I am using ImageNet 64x64 and run the code with the following command :

python BigGAN-PyTorch/train.py --dataset I64_hdf5 --parallel --shuffle --num_workers 8 --batch_size 128 --num_G_accumulations 1 --num_D_accumulations 1 --num_D_steps 1--G_lr 1e-4 --D_lr 4e-4 --D_B2 0.999 --G_B2 0.999 --G_attn 32 --D_attn 32 --G_nl relu --D_nl relu --SN_eps 1e-8 --BN_eps 1e-5 --adam_eps 1e-8 --G_ortho 0.0 --G_init xavier --D_init xavier --G_eval_mode --G_ch 32 --D_ch 32 --ema --use_ema --ema_start 2000 --test_every 5000 --save_every 1000 --num_best_copies 5 --num_save_copies 2 --seed 0 --which_best FID --num_iters 200000 --num_epochs 1000 --embedding inceptionv3 --density_measure gaussian --retention_ratio 50

and getting this error:

File "train.py", line 229, in main() File "train.py", line 226, in main run(config) File "train.py", line 184, in run metrics = train(x, y) File "/BigGAN-PyTorch/train_fns.py", line 42, in train split_D=config['split_D']) File "/miniconda3/envs/biggan2-env/lib/python3.6/site-packages/torch/nn/modules/module.py", line 532, in call result = self.forward(*input, **kwargs) File "/miniconda3/envs/biggan2-env/lib/python3.6/site-packages/torch/nn/parallel/data_parallel.py", line 140, in forward return self.module(*inputs, **kwargs) File "/miniconda3/envs/biggan2-env/lib/python3.6/site-packages/torch/nn/modules/module.py", line 532, in call result = self.forward(*input, **kwargs) File "/BigGAN-PyTorch/BigGAN.py", line 443, in forward D_out = self.D(D_input, D_class) File "/miniconda3/envs/biggan2-env/lib/python3.6/site-packages/torch/nn/modules/module.py", line 532, in call result = self.forward(*input, **kwargs) File "/BigGAN-PyTorch/BigGAN.py", line 403, in forward out = out + torch.sum(self.embed(y) * h, 1, keepdim=True) RuntimeError: CUDA error: device-side assert triggered

The interesting thing is when I create a "mini dataset" by randomly selecting 500 images per label from the original ImageNet dataset, code runs fine. What could be the problem? How can I solve this issue?

May 21 '21 18:05 gulperii

This is quite strange, I haven't seen this behaviour before.

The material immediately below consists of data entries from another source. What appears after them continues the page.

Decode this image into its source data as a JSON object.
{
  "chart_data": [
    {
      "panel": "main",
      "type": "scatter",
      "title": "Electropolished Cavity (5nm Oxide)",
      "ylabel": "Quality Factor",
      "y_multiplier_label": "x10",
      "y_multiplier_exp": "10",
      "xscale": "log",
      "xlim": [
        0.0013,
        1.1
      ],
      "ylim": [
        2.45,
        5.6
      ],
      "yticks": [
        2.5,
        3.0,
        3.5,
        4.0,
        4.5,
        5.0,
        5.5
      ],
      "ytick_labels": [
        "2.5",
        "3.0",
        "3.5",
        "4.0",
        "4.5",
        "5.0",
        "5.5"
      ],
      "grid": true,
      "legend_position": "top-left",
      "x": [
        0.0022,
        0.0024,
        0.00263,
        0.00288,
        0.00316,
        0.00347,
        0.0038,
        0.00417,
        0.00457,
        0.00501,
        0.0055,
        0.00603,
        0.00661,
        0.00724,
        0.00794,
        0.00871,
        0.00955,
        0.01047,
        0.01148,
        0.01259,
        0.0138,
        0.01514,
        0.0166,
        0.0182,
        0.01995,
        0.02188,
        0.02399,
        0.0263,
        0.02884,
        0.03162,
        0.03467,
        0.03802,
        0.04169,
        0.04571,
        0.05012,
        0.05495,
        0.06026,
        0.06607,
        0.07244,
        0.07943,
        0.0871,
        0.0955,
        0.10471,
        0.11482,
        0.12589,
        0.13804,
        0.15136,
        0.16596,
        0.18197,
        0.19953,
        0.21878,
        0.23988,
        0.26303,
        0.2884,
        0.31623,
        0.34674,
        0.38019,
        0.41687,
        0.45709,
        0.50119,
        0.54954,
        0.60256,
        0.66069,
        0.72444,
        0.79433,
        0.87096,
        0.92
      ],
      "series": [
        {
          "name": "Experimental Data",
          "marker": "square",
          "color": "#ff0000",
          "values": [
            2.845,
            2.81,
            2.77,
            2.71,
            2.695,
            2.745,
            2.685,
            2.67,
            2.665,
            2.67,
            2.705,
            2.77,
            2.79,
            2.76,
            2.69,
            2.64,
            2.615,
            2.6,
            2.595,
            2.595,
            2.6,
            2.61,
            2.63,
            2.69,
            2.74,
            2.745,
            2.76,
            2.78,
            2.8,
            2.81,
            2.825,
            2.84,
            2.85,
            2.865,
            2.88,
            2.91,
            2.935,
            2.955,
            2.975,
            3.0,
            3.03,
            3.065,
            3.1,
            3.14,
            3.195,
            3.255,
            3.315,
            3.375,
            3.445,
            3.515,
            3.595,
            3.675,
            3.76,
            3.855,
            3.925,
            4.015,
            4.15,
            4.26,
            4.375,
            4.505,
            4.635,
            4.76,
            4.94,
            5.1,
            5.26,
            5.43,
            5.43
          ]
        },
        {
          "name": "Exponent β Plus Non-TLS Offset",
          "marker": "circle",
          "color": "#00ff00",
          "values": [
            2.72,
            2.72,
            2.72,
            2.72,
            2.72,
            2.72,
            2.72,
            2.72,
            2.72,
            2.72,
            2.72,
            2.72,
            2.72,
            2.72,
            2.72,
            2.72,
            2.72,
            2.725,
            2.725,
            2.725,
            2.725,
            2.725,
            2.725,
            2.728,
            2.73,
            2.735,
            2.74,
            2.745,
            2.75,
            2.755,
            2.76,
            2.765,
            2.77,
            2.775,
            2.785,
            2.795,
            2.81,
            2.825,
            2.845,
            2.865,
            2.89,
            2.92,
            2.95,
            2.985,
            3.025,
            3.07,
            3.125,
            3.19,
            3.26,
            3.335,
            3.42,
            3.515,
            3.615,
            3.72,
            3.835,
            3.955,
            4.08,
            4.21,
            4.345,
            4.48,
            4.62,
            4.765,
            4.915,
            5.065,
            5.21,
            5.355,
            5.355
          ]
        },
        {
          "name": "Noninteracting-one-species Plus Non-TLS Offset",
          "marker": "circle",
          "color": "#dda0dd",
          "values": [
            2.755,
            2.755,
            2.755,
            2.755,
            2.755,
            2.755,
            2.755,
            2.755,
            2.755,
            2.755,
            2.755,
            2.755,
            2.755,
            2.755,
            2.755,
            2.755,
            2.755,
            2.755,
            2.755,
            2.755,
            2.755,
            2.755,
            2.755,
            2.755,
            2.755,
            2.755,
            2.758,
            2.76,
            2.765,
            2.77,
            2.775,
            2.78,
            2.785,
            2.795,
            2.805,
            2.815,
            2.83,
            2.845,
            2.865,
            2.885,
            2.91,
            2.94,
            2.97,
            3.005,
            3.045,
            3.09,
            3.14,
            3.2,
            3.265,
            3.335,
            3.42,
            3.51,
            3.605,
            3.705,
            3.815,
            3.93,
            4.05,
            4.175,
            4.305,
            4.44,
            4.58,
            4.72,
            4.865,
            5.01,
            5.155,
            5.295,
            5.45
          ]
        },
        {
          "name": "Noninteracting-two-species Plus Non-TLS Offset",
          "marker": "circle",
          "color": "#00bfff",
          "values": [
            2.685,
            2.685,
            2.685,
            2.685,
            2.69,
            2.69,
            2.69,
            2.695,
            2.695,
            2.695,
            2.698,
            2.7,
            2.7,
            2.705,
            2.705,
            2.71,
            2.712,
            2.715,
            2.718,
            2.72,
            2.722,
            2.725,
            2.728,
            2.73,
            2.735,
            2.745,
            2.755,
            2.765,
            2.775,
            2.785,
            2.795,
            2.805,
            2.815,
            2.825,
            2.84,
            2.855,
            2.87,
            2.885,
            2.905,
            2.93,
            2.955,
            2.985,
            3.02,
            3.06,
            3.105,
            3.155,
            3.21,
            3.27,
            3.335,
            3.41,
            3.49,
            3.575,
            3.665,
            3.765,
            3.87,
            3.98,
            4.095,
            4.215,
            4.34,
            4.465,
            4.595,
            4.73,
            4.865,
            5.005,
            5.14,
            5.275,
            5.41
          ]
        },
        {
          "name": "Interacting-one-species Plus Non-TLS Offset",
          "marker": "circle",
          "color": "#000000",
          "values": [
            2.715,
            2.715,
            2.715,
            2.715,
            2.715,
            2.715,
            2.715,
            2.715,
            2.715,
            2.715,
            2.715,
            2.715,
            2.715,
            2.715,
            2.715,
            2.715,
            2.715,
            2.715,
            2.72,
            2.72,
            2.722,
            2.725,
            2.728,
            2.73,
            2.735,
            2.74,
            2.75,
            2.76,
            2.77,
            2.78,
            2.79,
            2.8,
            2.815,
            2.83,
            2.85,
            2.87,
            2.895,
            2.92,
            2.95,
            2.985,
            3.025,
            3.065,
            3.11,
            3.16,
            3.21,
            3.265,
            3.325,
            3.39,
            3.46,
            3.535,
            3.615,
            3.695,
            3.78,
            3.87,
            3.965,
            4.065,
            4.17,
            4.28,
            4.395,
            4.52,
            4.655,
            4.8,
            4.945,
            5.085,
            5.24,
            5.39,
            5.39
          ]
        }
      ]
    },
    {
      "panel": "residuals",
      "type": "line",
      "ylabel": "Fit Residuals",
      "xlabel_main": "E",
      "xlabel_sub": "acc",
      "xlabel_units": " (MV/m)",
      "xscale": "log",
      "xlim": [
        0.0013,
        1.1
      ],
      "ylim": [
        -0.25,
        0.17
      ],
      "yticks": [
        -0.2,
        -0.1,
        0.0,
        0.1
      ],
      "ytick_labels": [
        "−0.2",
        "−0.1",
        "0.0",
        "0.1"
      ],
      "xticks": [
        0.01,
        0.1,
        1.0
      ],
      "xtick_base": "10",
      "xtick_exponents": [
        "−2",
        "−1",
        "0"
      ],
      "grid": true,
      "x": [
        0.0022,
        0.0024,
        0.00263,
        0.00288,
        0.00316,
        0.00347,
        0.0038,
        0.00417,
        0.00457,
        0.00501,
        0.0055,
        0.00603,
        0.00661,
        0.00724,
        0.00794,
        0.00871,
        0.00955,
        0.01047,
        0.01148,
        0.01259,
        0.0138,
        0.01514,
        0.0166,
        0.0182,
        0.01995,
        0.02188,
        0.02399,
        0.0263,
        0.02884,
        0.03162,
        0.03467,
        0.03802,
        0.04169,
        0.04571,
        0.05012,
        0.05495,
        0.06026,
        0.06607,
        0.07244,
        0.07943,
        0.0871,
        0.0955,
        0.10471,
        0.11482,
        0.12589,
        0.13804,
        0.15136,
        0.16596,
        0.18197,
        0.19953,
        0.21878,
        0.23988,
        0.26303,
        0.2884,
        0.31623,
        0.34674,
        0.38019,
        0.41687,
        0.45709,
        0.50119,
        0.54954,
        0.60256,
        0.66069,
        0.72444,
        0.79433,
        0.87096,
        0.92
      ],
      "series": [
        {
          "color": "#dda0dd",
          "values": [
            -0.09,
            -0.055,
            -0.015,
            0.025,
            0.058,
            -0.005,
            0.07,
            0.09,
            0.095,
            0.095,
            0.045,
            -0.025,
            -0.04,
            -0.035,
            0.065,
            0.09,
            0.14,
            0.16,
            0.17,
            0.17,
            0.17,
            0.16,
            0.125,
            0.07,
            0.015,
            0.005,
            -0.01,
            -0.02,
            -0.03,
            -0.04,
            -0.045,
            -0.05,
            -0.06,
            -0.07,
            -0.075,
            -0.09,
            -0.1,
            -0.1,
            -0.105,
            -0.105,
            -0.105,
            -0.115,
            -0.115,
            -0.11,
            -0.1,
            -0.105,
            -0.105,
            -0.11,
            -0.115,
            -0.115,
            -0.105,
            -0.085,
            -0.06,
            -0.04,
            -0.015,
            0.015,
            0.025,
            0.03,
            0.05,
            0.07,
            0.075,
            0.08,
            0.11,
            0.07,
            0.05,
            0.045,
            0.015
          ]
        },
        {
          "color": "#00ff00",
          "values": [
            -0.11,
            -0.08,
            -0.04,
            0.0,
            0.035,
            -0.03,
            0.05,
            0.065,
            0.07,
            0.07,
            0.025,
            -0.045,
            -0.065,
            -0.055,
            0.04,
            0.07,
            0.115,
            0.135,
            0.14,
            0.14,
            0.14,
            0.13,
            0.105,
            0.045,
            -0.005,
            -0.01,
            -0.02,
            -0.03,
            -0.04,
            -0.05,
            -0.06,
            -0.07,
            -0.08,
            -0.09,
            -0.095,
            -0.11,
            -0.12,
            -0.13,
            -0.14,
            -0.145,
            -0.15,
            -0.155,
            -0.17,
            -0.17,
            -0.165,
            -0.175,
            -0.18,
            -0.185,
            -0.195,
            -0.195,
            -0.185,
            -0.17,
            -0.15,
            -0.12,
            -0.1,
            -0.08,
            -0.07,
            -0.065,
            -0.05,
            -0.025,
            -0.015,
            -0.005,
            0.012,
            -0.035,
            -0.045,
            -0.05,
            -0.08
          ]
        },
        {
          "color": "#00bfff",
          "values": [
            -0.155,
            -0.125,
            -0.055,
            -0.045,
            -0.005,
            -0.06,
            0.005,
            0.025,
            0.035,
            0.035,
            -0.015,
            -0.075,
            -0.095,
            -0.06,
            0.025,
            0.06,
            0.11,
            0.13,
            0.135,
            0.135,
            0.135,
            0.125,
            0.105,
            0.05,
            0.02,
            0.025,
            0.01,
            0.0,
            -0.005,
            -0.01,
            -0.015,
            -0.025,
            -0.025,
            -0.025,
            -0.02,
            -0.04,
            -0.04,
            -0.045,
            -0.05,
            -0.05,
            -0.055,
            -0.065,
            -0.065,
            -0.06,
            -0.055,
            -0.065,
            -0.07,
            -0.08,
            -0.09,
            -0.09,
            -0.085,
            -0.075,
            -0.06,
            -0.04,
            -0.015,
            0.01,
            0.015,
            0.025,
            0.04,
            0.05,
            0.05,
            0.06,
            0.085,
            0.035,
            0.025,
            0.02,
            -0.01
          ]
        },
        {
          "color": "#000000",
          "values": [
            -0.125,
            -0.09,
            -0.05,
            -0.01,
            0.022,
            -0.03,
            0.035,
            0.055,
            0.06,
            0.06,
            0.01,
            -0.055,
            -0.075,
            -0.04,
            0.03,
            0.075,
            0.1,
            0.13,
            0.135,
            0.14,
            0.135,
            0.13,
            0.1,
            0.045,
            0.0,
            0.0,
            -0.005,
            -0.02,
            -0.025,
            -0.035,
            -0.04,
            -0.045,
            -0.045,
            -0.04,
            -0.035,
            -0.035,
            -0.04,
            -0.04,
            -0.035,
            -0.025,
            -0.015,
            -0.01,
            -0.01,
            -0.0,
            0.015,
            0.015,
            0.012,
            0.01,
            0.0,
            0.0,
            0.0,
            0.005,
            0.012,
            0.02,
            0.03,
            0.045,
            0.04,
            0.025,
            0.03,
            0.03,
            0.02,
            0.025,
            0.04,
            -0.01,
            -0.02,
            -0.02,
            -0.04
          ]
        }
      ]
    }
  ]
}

Is it possible that self.embed(y) is receiving values greater than the number of classes in the dataset? That seems to be a particularly common failure case that produces this error.

Otherwise you could try running with the flag CUDA_LAUNCH_BLOCKING=1 (if you haven't already) for a more informative stack trace.

May 22 '21 11:05 TDeVries